Une entreprise de démolition de la saga qui plonge le spectateur dans une sourde torpeur.
L’argument : Damien Thorn, incarnation de l’Antéchrist, a désormais trente-deux ans et devient ambassadeur des Etats-Unis en Angleterre. Il complote afin d’établir son règne sur Terre, mais une confrérie de prêtres va tout faire pour l’en empêcher.
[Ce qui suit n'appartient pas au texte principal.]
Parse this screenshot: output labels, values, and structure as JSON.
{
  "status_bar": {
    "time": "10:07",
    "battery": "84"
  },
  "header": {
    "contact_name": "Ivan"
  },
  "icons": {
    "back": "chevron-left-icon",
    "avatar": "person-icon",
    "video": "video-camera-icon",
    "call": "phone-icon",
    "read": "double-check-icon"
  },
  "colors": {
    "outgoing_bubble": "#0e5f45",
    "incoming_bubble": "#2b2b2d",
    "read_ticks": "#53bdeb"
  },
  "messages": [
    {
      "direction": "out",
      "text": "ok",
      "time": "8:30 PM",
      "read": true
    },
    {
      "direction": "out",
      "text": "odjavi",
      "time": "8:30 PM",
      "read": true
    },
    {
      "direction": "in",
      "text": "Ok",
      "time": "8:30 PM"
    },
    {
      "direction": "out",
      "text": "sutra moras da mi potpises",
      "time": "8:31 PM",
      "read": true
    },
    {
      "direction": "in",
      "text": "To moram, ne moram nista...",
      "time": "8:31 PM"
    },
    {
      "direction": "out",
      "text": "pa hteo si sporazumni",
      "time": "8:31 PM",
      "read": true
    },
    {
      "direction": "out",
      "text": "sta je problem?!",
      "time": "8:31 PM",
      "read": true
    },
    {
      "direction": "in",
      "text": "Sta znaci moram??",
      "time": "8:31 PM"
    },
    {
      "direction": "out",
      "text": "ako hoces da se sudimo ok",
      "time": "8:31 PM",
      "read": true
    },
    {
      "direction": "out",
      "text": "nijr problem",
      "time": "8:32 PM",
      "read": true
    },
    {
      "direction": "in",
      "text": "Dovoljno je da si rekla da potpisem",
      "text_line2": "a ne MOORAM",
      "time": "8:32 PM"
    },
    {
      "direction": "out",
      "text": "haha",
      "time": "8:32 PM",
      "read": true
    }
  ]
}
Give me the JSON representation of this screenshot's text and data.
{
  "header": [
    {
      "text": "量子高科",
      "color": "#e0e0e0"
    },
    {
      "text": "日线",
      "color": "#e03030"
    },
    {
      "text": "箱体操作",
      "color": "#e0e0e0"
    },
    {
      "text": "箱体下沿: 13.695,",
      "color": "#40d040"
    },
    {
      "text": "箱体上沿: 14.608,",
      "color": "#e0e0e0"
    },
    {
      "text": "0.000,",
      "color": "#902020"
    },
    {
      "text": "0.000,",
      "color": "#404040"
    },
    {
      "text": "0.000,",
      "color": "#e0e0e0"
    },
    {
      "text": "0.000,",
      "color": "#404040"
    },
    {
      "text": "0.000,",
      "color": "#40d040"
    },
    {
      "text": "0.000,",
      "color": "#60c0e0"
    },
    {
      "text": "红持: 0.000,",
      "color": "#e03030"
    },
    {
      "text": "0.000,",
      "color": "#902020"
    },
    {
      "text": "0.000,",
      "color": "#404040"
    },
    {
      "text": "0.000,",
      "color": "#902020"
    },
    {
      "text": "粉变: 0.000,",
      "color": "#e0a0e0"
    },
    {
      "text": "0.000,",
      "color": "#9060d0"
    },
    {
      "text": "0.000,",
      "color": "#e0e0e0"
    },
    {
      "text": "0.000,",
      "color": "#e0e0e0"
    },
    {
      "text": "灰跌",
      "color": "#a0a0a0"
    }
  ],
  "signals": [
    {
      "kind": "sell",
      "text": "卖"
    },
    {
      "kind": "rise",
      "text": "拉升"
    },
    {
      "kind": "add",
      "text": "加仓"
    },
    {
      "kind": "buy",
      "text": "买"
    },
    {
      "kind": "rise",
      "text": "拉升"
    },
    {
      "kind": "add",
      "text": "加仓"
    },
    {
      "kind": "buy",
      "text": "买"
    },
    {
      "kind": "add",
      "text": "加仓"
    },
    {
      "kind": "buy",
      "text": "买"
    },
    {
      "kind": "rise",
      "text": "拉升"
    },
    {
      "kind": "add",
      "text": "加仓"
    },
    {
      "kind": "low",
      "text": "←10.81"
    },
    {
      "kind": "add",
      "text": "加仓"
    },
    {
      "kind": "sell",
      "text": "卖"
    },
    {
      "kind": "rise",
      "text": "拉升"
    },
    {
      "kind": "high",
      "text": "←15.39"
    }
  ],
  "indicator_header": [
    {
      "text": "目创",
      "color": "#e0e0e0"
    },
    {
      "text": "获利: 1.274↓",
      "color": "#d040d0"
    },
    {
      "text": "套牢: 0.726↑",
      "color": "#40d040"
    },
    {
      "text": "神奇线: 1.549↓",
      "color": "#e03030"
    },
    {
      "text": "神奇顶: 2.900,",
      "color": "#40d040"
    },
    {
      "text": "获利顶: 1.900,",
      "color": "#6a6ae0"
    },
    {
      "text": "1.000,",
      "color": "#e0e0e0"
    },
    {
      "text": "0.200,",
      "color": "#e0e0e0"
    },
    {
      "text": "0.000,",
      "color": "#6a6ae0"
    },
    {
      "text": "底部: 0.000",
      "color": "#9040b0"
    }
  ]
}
Notre avis : La grande déflagration attendue dans ce dernier épisode n’arrivera jamais : les scénaristes ont effectivement préféré nous conter la victoire définitive de Jésus sur le Mal plutôt que de nous montrer l’Apocalypse. Un choix peu judicieux, mais finalement assez logique quand on sait que cette saga a été initiée par des producteurs croyants voulant convaincre les masses que Dieu existe bel et bien. Pourtant, le spectateur amateur de simples films horrifiques se sentira floué par ce troisième opus, d’une indigence assez rare. La faute en revient à un scénario qui prend systématiquement la mauvaise direction : on décide de ne pas exploiter la situation de toute-puissance économique de Damien en tant que propriétaire d’une multinationale, retirant ainsi au film tout arrière-plan politique.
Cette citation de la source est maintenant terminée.